ES: How would you describe your sound and how it has evolved over time?

SB: The instrumentation comes from the world of bluegrass, but when I was a kid, there already were progressive musicians and singers that were changing the face of bluegrass along the way. So, I was influenced by the Dillards, Osborne Brothers, Jim & Jesse and so we started with experimentation within the Bluegrass instruments. Being a lover of rock and roll and a fan of jazz, it comes from the world of bluegrass, where we have learned to write our own tunes and make original sounds. Now, because we named a band I was in ‘New Grass Revival,’ the word ‘new grass’ has become somewhat generic in describing progressive bluegrass.

If you go:

What: Sam Bush at the Free Summer Concert Series

When: 5:30 p.m., Friday, July 29

Where: Howelsen Hill

ES: Tell me about New Grass Revival.

SB: We started in 1971. And so by even calling ourselves what we did, we were sort of trying to point out that there already was a new kind of bluegrass, by the people I mentioned, and the Country Gentlemen as well. So, we felt that we were carrying on with, with the already started tradition of playing progressive bluegrass on traditional instruments.

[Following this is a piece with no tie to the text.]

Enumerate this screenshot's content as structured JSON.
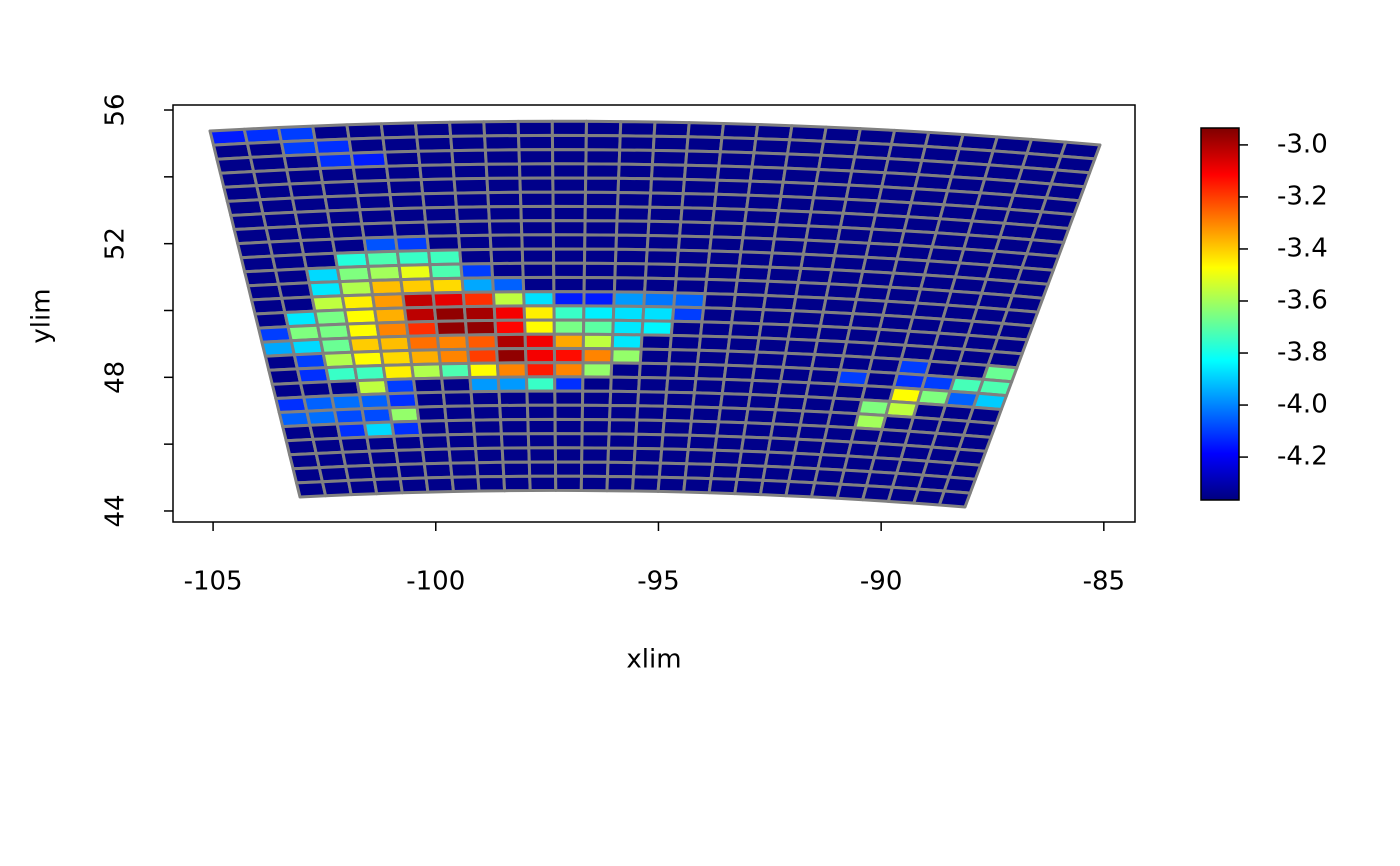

ES: Do you have any new stuff that you’re working on?

SM: There’s always new ideas coming. But that being said, I’m going to get an album released before the end of the year. It’ll be coming out probably in November.

ES: What’s planned for your show in Steamboat?

SB: It’s not totally planned — sometimes you really need to get there and see how’s the audience today, what are they feeling? Are they standing in the rain? Basically, we just want to bring a positive experience and for that we want people to feel through our music entertained for 90 minutes or two hours, however long we play. We really want people to just have a break from all that they’re going through and feel the positive energy that we want to give them.